The audio engineers offer the soundtrack in Dolby Digital 5.1 and, for reasons unknown, in 2.0 stereo. Not that there is a lot to choose between them. I listened in 5.1, but it might as well have been two-channel stereo. There is a restricted spread across the front speakers, only occasionally opening up to something wider depending on the nature of the background music playing. What's more, there is little activity in the surround channels. What works best is the smooth, clear midrange response, which serves the dialogue comfortably.
The primary bonus item is an audio commentary by writer-director Lori Petty. In it, Ms. Petty reveals a greater level of insight than anything the movie provides, so at least we can see what her intentions were, even if she didn't always succeed in producing a movie as unique as she'd probably have liked. After the commentary are twelve scene selections, a brief photo-gallery montage, a non-anamorphic widescreen trailer, several trailers at start-up only, English as the spoken language, and Spanish subtitles.

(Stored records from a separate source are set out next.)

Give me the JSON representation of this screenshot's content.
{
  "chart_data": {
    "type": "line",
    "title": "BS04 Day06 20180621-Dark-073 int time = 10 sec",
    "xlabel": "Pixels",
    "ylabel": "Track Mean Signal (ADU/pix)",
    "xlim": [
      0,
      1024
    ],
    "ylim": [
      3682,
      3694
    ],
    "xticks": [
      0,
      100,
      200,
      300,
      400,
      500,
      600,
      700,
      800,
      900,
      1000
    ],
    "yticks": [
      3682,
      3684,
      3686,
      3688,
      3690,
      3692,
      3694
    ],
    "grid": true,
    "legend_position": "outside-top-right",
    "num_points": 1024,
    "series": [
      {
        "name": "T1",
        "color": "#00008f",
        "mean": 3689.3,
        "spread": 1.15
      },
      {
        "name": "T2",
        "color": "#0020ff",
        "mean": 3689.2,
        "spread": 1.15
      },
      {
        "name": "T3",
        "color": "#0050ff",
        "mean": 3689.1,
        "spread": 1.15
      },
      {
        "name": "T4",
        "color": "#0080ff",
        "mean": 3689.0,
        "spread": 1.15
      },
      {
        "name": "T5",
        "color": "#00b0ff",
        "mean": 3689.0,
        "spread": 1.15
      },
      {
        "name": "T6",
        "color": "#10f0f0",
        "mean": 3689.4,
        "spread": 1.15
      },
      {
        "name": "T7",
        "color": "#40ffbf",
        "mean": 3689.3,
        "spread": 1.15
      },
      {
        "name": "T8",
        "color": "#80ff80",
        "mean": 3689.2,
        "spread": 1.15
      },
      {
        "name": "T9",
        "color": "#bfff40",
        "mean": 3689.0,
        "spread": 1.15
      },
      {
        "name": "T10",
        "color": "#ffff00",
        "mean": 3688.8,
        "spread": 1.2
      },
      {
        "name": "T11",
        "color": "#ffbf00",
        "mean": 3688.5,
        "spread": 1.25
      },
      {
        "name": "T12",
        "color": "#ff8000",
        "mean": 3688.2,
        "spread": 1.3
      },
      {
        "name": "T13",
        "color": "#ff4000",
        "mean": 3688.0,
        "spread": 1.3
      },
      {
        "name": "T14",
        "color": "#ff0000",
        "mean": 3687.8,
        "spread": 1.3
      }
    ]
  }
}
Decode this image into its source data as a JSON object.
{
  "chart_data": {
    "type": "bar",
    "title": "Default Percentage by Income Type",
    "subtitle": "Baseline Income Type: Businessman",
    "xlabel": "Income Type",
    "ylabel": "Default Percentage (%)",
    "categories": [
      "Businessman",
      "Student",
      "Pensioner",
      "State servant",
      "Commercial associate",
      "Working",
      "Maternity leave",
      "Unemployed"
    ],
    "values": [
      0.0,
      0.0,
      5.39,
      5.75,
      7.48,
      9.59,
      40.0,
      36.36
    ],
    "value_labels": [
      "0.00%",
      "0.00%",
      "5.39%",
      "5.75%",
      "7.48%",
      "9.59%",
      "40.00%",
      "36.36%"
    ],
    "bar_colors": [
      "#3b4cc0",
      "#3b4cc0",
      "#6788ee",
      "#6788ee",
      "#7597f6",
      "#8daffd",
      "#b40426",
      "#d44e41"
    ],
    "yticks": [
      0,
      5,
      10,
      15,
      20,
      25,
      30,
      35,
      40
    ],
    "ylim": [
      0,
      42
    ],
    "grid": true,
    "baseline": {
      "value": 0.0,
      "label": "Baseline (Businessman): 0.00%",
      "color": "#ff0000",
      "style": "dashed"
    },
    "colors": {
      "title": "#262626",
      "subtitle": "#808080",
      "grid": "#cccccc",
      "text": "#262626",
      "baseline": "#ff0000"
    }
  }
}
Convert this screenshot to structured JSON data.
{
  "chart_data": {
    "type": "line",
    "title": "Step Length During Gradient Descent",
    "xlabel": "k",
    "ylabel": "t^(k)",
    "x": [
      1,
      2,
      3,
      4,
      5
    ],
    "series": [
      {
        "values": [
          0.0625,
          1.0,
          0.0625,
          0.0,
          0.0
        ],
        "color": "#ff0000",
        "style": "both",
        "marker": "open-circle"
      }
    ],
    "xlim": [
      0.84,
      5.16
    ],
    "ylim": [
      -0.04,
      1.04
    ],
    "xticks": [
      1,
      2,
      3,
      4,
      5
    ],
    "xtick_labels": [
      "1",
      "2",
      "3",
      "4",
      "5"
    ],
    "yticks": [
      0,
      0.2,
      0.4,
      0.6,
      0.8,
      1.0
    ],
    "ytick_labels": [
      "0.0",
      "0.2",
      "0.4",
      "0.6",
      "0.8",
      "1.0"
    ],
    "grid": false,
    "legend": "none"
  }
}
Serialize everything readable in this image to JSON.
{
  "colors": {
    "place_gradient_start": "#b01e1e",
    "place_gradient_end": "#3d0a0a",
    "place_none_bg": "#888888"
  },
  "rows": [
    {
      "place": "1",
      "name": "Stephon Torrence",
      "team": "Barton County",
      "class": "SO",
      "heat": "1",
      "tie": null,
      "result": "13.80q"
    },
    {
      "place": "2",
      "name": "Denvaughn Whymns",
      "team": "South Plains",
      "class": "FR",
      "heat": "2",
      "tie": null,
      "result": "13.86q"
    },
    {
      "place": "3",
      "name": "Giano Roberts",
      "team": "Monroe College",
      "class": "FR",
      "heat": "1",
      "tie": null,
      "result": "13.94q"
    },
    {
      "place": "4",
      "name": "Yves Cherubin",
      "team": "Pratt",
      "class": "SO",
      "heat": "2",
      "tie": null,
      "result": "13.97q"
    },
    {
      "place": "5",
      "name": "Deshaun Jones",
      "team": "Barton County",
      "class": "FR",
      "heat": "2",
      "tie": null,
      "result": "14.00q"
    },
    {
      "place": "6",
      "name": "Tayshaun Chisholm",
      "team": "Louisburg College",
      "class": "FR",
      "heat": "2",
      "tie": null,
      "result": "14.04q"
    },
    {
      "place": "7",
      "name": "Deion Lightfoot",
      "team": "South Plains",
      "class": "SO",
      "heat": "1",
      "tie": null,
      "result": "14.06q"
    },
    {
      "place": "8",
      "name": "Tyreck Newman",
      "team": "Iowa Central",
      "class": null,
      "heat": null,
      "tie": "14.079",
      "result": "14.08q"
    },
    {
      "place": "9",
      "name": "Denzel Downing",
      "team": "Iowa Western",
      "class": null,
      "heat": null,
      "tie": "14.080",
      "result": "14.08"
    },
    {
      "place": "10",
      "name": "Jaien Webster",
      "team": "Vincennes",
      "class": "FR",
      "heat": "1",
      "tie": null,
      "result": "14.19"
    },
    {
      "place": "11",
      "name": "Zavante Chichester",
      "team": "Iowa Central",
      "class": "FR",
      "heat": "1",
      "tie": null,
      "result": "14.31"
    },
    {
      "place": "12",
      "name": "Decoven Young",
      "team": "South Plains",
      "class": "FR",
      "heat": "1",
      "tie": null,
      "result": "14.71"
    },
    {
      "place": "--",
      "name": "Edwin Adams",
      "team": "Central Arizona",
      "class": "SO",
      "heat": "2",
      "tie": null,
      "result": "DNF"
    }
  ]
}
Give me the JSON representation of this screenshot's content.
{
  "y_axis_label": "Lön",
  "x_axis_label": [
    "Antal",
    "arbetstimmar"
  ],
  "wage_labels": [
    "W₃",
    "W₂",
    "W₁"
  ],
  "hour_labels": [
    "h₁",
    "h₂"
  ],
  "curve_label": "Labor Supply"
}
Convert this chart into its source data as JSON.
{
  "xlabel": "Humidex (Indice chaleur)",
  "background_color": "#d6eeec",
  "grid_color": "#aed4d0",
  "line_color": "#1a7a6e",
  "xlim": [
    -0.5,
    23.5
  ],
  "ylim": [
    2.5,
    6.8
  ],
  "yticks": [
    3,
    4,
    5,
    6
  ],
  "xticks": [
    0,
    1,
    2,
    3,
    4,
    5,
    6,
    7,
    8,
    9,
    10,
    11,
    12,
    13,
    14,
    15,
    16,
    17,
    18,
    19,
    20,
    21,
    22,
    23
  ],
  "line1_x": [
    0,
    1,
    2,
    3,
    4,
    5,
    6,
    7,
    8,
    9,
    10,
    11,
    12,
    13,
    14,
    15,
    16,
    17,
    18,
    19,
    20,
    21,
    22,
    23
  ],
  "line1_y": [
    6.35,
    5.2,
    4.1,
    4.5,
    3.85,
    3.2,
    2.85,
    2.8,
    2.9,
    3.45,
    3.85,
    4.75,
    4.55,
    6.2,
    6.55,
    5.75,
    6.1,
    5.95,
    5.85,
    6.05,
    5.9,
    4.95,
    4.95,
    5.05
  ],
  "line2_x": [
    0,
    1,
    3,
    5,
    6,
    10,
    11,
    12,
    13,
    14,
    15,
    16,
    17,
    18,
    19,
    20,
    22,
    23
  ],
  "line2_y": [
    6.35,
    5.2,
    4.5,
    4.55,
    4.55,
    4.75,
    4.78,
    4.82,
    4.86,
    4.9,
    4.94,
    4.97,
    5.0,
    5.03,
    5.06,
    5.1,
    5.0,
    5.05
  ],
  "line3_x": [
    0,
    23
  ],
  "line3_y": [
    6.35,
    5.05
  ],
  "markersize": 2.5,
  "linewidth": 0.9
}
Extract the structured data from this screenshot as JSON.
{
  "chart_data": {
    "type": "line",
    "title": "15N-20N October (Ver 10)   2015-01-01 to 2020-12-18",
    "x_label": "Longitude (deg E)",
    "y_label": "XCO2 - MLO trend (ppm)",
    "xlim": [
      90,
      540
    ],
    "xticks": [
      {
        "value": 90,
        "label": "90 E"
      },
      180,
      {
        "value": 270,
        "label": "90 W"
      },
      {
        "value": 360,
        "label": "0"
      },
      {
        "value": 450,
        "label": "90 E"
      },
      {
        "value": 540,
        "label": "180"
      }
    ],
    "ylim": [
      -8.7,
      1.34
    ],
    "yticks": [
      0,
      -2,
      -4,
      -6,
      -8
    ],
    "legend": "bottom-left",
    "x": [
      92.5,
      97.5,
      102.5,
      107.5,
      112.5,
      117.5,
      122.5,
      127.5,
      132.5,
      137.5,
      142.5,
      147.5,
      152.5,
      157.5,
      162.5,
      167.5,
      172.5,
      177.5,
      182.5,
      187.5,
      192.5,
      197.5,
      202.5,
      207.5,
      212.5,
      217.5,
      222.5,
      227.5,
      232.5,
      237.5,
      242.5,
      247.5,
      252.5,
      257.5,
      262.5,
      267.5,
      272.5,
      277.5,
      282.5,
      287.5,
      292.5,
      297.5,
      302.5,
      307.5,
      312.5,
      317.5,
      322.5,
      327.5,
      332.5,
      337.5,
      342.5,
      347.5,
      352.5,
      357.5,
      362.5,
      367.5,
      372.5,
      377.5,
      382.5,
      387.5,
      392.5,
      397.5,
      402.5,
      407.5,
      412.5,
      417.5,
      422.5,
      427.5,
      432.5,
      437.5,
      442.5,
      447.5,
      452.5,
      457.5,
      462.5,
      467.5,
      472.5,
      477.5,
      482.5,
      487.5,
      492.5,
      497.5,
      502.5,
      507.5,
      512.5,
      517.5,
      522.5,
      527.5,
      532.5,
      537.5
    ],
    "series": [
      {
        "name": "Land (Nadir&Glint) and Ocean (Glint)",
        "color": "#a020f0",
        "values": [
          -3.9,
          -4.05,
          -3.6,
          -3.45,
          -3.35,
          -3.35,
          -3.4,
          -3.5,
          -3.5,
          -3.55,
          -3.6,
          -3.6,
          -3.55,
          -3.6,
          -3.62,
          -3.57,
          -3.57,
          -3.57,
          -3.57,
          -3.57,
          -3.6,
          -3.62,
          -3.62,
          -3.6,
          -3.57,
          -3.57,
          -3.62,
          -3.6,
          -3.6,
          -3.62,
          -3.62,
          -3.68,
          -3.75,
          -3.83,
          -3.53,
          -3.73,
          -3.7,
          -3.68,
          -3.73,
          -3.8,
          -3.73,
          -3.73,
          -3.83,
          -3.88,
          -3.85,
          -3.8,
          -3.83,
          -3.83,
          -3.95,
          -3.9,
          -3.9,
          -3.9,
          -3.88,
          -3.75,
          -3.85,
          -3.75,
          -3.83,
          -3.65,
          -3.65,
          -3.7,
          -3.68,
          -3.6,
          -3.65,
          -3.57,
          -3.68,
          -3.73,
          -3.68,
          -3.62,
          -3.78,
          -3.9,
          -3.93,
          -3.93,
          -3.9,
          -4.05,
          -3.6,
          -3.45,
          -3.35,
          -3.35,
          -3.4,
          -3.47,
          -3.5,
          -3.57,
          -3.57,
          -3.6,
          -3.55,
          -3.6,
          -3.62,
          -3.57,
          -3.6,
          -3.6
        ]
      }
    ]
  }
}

The movie's epilogue reads, "Agnes left Iowa for New York City to become an artist. Twenty years later she wrote and directed this film." Well, of course, we saw that coming from the beginning of the picture. "The Poker House" is a very personal film, told in a very personal manner, and its author's individual touches are everywhere evident.
Note, however, that "The Poker House" is also a largely depressing film on a depressing subject, with a plot that unfolds quite predictably, so it's no wonder the film saw only limited screenings before making its DVD debut. Nevertheless, as I've said, the acting is so consistently engaging, especially from Lawrence and Blair, that a viewer cannot help but feel compassion for the youngsters trapped amidst seemingly hopeless conditions. That the youngsters make it out at all is one of the great joys of the movie.